One of very few glass-domed Victorian-style indoor gardens in the US, the Marjorie McNeely Conservatory was built in 1914 by the German-born architect Frederick Nussbaumer, and modeled after the Royal Botanical Gardens in England. Found inside of St Paul’s Como Zoo, this indoor garden is home to more than 260 varieties of plants, including palms, ferns, flowers, bamboo, and more.
Under the 64′ tall dome in the center of the Palm room is the below-pictured fountain, titled “Crest of the Wave.” Made by Harriet Frishmuth in 1925, it was inspired by the naturalism that reflected the optimism of the turn of the century. The fountain is surrounded by lush, green fronds of towering palm trees that transport you to warmer climates.

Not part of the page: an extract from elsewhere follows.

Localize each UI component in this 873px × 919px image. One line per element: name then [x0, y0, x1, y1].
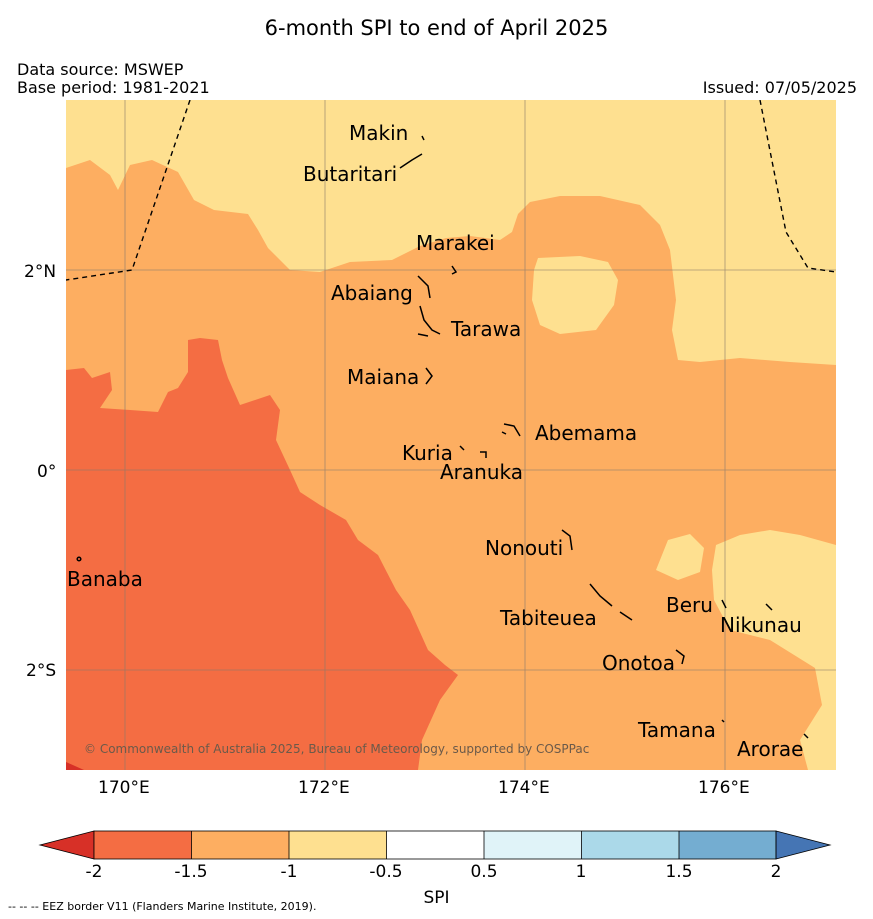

Down one of the wings off of the Palm Dome is the North Garden. This room is home to papaya, pomegranate, fig, mahogany, etc. and also houses a sculpture of St. Francis of Assisi, found amidst a shallow pool and fountain (below). Added in 1957, it was originally outdoors but moved inside due to vandalism. Looks right at home in this lush, verdant setting.
Another stunning feature of the Conservatory is my favorite area, the Sunken Gardens. This southern wing of the Palm Dome is set down about 6 feet into the ground and features a seasonal rotating flower display with a pool running lengthwise anchored by a statue at the end called “Play Days.”
The above images were taken in early spring, and the below scene taken was in the summer season.
The Conservatory always is kept at a constant warm, humid temperature and is a fun place to escape winter’s chill in Minnesota for a day. The cost of the zoo is free, but a $2 donation is suggested. There is a lot to do at the Como Zoo, which will be covered at a later time, but the centerpiece of this place is definitely the conservatory. In warmer months, head outside of take a walk through the Japanese Garden (pictured below).
The McNeely Conservatory is also home to a Bonsai gallery room, an orchid house, and a walk-through ‘Tropical Encounters’ room with animals such as fish, snakes, a three-toad sloth (below), and other critters. I will not go anywhere near the damn tarantula case, ever.
For being a completely free experience (donations encouraged), the Como Zoo experience is an awesome time. There are many things to do here -indoors and out. The parking is always a bit tight and the place can be bit crowded on weekends, but if you can make your way there on a weekday, go for it. This place is grand.
While in the area: Make sure to check out Cafesjian’s Carousel. And if you are here around Labor Day, check out the Great Minnesota Get-Together (MN State Fair). It’s only a few blocks away.